This topic contains a solution. Click here to go to the answer

Author Question: A newly admitted client with increased intracranial pressure caused from a head injury has a Glasgow ... (Read 74 times)

09madisonrousseau09

  • Hero Member
  • *****
  • Posts: 559
A newly admitted client with increased intracranial pressure caused from a head injury has a Glasgow Coma Scale (GCS) score of 6.
 
  Which action by the nurse is the most appropriate?
  A) Assess airway, breathing, and circulation.
  B) Assess patency of the Foley catheter.
  C) Treat the client's pain.
  D) Get a complete history from the client.

Question 2

A client is admitted with airway edema, bronchoconstriction, and increased mucus production after being exposed to an allergen. Which nursing interventions are appropriate to address this inflammation to the respiratory system?
 
  Select all that apply.
  A) Turn and reposition every 2 hours.
  B) Monitor oxygen saturation.
  C) Administer oxygen as prescribed.
  D) Restrict fluids.
  E) Monitor lung sounds.



Related Topics

Need homework help now?

Ask unlimited questions for free

Ask a Question
Marked as best answer by a Subject Expert

ndhahbi

  • Sr. Member
  • ****
  • Posts: 390
Answer to Question 1

Answer: A

The GCS (Glasgow Coma Scale) is a standardized system for assessment of consciousness. A score of 15 indicates full alertness and a score of 8 or less is usually indicative of coma; the lowest possible score is 3. The client's score is low so the nurse should follow the ABCs (airway, breathing, and circulation) of care in this case.
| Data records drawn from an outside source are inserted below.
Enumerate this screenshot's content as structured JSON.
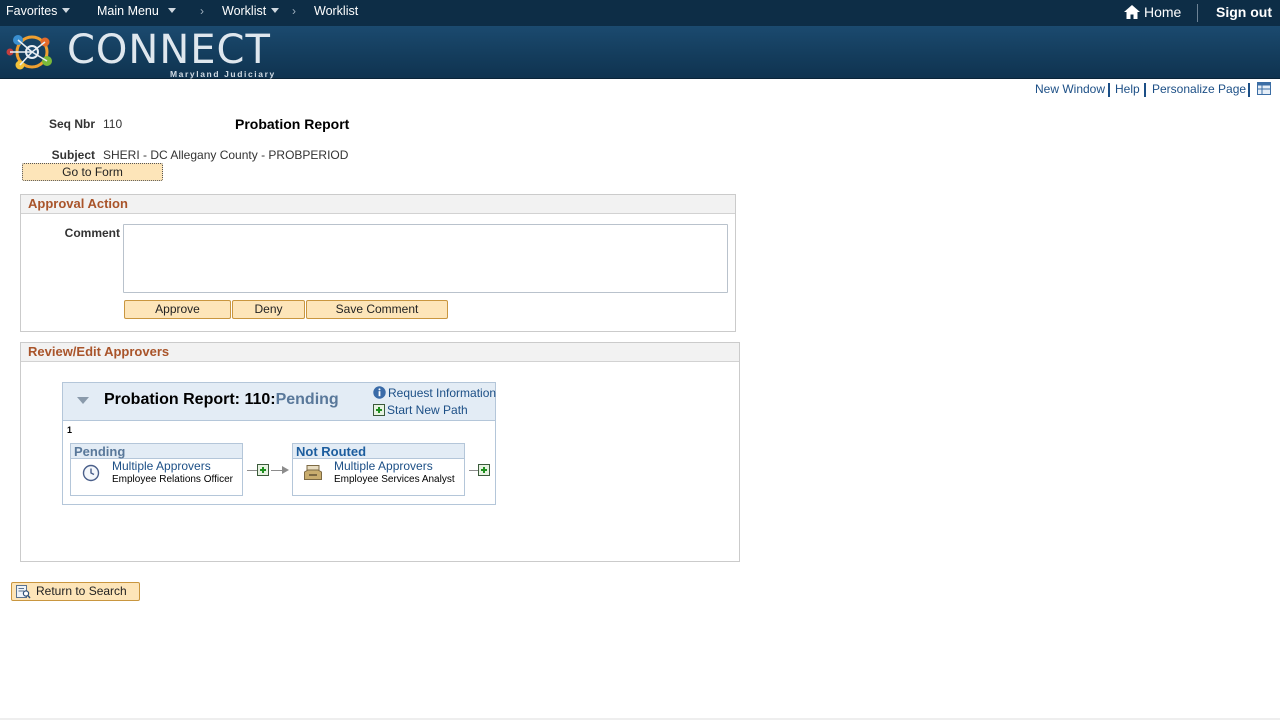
{
  "nav": {
    "favorites": "Favorites",
    "main_menu": "Main Menu",
    "breadcrumb_1": "Worklist",
    "breadcrumb_2": "Worklist",
    "home": "Home",
    "sign_out": "Sign out"
  },
  "banner": {
    "logo_text": "CONNECT",
    "logo_subtitle": "Maryland Judiciary"
  },
  "page_links": {
    "new_window": "New Window",
    "help": "Help",
    "personalize": "Personalize Page"
  },
  "header": {
    "seq_label": "Seq Nbr",
    "seq_value": "110",
    "title": "Probation Report",
    "subject_label": "Subject",
    "subject_value": "SHERI - DC Allegany County - PROBPERIOD",
    "go_to_form": "Go to Form"
  },
  "approval_action": {
    "title": "Approval Action",
    "comment_label": "Comment",
    "comment_value": "",
    "approve": "Approve",
    "deny": "Deny",
    "save_comment": "Save Comment"
  },
  "approvers": {
    "title": "Review/Edit Approvers",
    "map_title": "Probation Report: 110:",
    "map_status": "Pending",
    "request_information": "Request Information",
    "start_new_path": "Start New Path",
    "path_number": "1",
    "steps": [
      {
        "status": "Pending",
        "name": "Multiple Approvers",
        "role": "Employee Relations Officer",
        "status_color": "#59789a"
      },
      {
        "status": "Not Routed",
        "name": "Multiple Approvers",
        "role": "Employee Services Analyst",
        "status_color": "#1c5d9e"
      }
    ]
  },
  "return_to_search": "Return to Search",
  "colors": {
    "nav_bg": "#0d2d46",
    "section_title": "#a9542a",
    "link": "#1c4f86",
    "button_bg": "#fde5b9"
  }
}
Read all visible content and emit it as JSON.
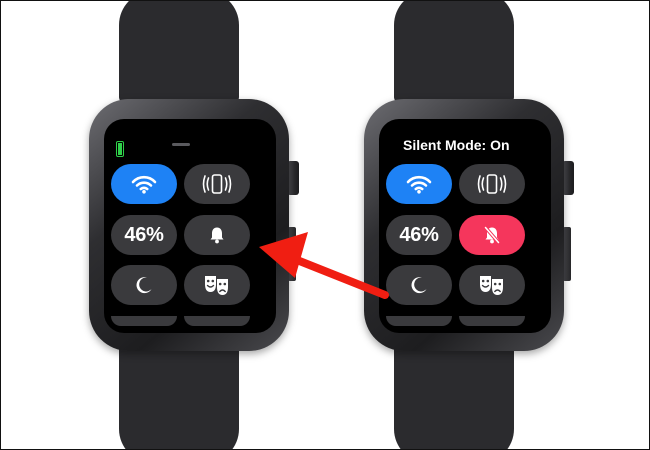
{
  "colors": {
    "wifi_active": "#1e82f5",
    "silent_active": "#f5365c",
    "tile_inactive": "#3a3a3d",
    "battery": "#2fd04a",
    "arrow": "#f01e12"
  },
  "watches": [
    {
      "name": "before",
      "status_text": "",
      "tiles": [
        {
          "id": "wifi",
          "icon": "wifi-icon",
          "active": true
        },
        {
          "id": "ping-iphone",
          "icon": "ping-iphone-icon",
          "active": false
        },
        {
          "id": "battery",
          "label": "46%",
          "active": false
        },
        {
          "id": "silent-mode",
          "icon": "bell-icon",
          "active": false
        },
        {
          "id": "do-not-disturb",
          "icon": "moon-icon",
          "active": false
        },
        {
          "id": "theater-mode",
          "icon": "theater-masks-icon",
          "active": false
        }
      ]
    },
    {
      "name": "after",
      "status_text": "Silent Mode: On",
      "tiles": [
        {
          "id": "wifi",
          "icon": "wifi-icon",
          "active": true
        },
        {
          "id": "ping-iphone",
          "icon": "ping-iphone-icon",
          "active": false
        },
        {
          "id": "battery",
          "label": "46%",
          "active": false
        },
        {
          "id": "silent-mode",
          "icon": "bell-slash-icon",
          "active": true
        },
        {
          "id": "do-not-disturb",
          "icon": "moon-icon",
          "active": false
        },
        {
          "id": "theater-mode",
          "icon": "theater-masks-icon",
          "active": false
        }
      ]
    }
  ],
  "annotation": {
    "icon": "arrow-icon",
    "points_to": "silent-mode tile of left watch"
  }
}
Treating the client's pain, taking a history, and assessing the patency of the Foley catheter are done only after the airway is clear and the client is breathing.

Answer to Question 2

Answer: B, C, E

Turning and repositioning every 2 hours would be appropriate to maintain tissue integrity. Monitoring oxygen saturation, administering oxygen, and monitoring lung sounds would be appropriate care for the client with inflammation to the respiratory system. Restricting fluids could cause respiratory secretions to thicken and hinder the client's ability to maintain a clear airway. Fluids should be encouraged.




09madisonrousseau09

  • Member
  • Posts: 559
Reply 2 on: Jun 25, 2018
Wow, this really help


bblaney

  • Member
  • Posts: 323
Reply 3 on: Yesterday
:D TYSM

 

Did you know?

An identified risk factor for osteoporosis is the intake of excessive amounts of vitamin A. Dietary intake of approximately double the recommended daily amount of vitamin A, by women, has been shown to reduce bone mineral density and increase the chances for hip fractures compared with women who consumed the recommended daily amount (or less) of vitamin A.

Did you know?

Medication errors are more common among seriously ill patients than with those with minor conditions.

Did you know?

Signs and symptoms of a drug overdose include losing consciousness, fever or sweating, breathing problems, abnormal pulse, and changes in skin color.

Did you know?

ACTH levels are normally highest in the early morning (between 6 and 8 A.M.) and lowest in the evening (between 6 and 11 P.M.). Therefore, a doctor who suspects abnormal levels looks for low ACTH in the morning and high ACTH in the evening.

Did you know?

Although the Roman numeral for the number 4 has always been taught to have been "IV," according to historians, the ancient Romans probably used "IIII" most of the time. This is partially backed up by the fact that early grandfather clocks displayed IIII for the number 4 instead of IV. Early clockmakers apparently thought that the IIII balanced out the VIII (used for the number 8) on the clock face and that it just looked better.